By Trudy Rubin
His angst is understandable, and not just because the stock market crash endangers his election prospects. The collapsing economy and soaring unemployment are terrifying, even to those lucky enough to still be receiving salaries.
As New York Gov. Andrew Cuomo rightly said this week: "We have to start to plan the pivot back to economic functionality. You can't stop the economy forever."
So where to look for a roadmap back to a working economy without fueling an even greater virus outbreak? The obvious answer is South Korea ― the one sizeable democracy that has flattened the coronavirus curve without shutting down its economy or resorting to draconian Chinese-style lockdowns.
Yet, the two keys to Seoul's success are things Trump still refuses to do: facilitate massive testing for the virus, and ensure the health system gets everything it needs.
"Testing is central," South Korean Foreign Minister Kang Kyung-wha told the BBC, "because it leads to early detection, minimizes further spread and it quickly treats those found with the virus." Testing can reveal those with mild or no symptoms who are carriers and require them to self-quarantine, thus preventing spread.
South Korean officials, chastened by the country's bad experience in 2015 with the MERS virus, pressed private companies to develop test kits in late January, as soon as China released the genetic code of the virus.
The tests were distributed by the hundreds of thousands by early February. Government officials opened hundreds of testing centers, including drive-thru stations and walk-in centers, where health workers administered throat swabs.
With more than 300,000 tests, South Korea has a per capita rate more than 40 times that of the U.S., reports the New York Times.

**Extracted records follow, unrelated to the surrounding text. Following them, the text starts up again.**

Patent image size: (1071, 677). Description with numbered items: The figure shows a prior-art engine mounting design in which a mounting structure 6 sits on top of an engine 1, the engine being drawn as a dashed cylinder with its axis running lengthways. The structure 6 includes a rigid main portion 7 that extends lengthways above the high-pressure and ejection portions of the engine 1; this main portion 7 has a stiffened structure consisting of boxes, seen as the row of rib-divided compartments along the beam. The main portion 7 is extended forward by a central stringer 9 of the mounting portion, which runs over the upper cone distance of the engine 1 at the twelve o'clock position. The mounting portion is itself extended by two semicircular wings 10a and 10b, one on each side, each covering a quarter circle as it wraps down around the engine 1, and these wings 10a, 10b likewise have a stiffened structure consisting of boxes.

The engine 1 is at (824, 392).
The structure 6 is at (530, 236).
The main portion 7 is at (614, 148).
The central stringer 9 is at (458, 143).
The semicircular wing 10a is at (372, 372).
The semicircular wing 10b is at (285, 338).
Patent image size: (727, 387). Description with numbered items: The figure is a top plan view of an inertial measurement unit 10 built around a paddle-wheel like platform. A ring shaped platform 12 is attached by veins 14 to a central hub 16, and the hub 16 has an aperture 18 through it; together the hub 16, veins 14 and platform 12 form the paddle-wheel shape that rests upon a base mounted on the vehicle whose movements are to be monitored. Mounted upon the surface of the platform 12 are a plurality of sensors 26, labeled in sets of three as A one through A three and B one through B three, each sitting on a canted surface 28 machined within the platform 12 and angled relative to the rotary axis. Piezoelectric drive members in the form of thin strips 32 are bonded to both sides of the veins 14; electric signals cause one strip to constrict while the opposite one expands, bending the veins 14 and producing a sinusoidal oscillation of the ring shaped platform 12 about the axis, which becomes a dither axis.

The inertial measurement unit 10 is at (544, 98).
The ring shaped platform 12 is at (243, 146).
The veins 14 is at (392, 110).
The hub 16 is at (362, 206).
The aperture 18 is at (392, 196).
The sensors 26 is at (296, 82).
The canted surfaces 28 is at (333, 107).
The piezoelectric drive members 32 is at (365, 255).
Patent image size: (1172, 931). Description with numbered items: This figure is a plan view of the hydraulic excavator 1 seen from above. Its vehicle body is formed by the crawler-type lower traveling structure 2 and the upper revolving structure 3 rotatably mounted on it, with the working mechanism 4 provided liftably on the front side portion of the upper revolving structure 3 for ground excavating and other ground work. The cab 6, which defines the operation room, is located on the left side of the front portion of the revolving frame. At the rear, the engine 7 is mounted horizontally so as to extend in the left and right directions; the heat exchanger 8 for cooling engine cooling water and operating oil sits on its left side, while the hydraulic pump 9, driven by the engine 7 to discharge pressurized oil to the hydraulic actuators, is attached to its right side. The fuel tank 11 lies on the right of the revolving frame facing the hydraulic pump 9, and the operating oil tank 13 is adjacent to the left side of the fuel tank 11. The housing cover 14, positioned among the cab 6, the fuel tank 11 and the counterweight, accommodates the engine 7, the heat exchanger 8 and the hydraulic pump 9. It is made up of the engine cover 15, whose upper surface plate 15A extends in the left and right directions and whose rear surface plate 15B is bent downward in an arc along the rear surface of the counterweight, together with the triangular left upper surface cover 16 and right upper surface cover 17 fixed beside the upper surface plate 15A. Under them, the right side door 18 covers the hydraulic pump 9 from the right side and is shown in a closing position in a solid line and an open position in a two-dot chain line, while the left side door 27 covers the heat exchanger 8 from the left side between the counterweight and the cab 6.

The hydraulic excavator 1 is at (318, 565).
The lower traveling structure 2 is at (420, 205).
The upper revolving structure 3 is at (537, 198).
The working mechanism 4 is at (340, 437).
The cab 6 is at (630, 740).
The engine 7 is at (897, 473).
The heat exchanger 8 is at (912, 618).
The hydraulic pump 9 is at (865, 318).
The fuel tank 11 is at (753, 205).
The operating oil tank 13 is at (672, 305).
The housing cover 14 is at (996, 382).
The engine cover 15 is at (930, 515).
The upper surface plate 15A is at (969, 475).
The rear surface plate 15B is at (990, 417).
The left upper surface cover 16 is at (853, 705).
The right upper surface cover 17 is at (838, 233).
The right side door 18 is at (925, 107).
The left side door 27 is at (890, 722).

As for health workers who do the testing, the Korean government ensured that they had the equipment they needed.
"The government intervened to prevent profiteering and asked (private) companies to supply equipment at a certain price," says Chae Su-chan, a former member of the National Assembly of Korea and economist at the Korea Advanced Institute of Science and Technology. "Hospitals and medical providers have no problem getting masks."
Since the Seoul government moved quickly on containing the disease, "they did not require companies to shut down," Chae told me by phone from Seoul. "Many big companies switched to remote work, and many small companies decreased activities because of the slowdown, but they were not forced to do so."
Restaurants could stay open, but asked customers to sit at a safe distance, Chae added, as he headed to his institute's cafeteria, where diners sit side by side, avoiding face-to-face contact.
Now that new cases have sharply declined, South Korea's economy can rev back up ― while the country keeps testing to avoid a resurgence. Schools are supposed to reopen April 6.
"If Korea did it, surely the United States, with all its resources, can find the right strategy," Chae suggested. You would surely think so ― until you looked at Trump's response so far.
After banning travelers from China on Jan. 31, Trump downplayed the virus and wasted crucial weeks when he could have facilitated testing. Now, with medical workers overwhelmed by new cases while short on masks, gowns and ventilators, testing becomes even harder. Nationwide, there is a critical shortage of swabs and lab components.
Inexplicably, the president steadfastly refuses to use the Defense Production Act to mobilize private U.S. companies to produce what is needed, telling governors to fend for themselves. He is forcing first responders into battle without protection.
Cuomo ― whose fact-filled briefings stand in stark comparison to Trump's chaotic stage shows ― has ramped up testing in New York state. But he has had to scour the world for health equipment. "I need 30,000 ventilators," Cuomo told CNN, "and FEMA (the Federal Emergency Management Agency) is sending 300."
No White House attention to the South Korean model here.
If we want younger people to return to the workforce, along with the healthy and those who have recovered, and to do it without sparking future outbreaks, we need to test massively across the country. And we need well-equipped health workers and easier procedures.
"We have got to double down and triple down on testing," says Democratic Rep. Max Rose, from hard-hit New York City. "We have to ID nonsymptomatic carriers," he told MSNBC. "That's the only way we'll be able to (revive) this economy."
Ironically, the president called South Korean President Moon Jae-in this week to inquire about buying medical equipment. I wish (but have scant hope) that he was also seeking advice on how to imitate the South Korean model, which would require him to enable states and cities to test, test, test.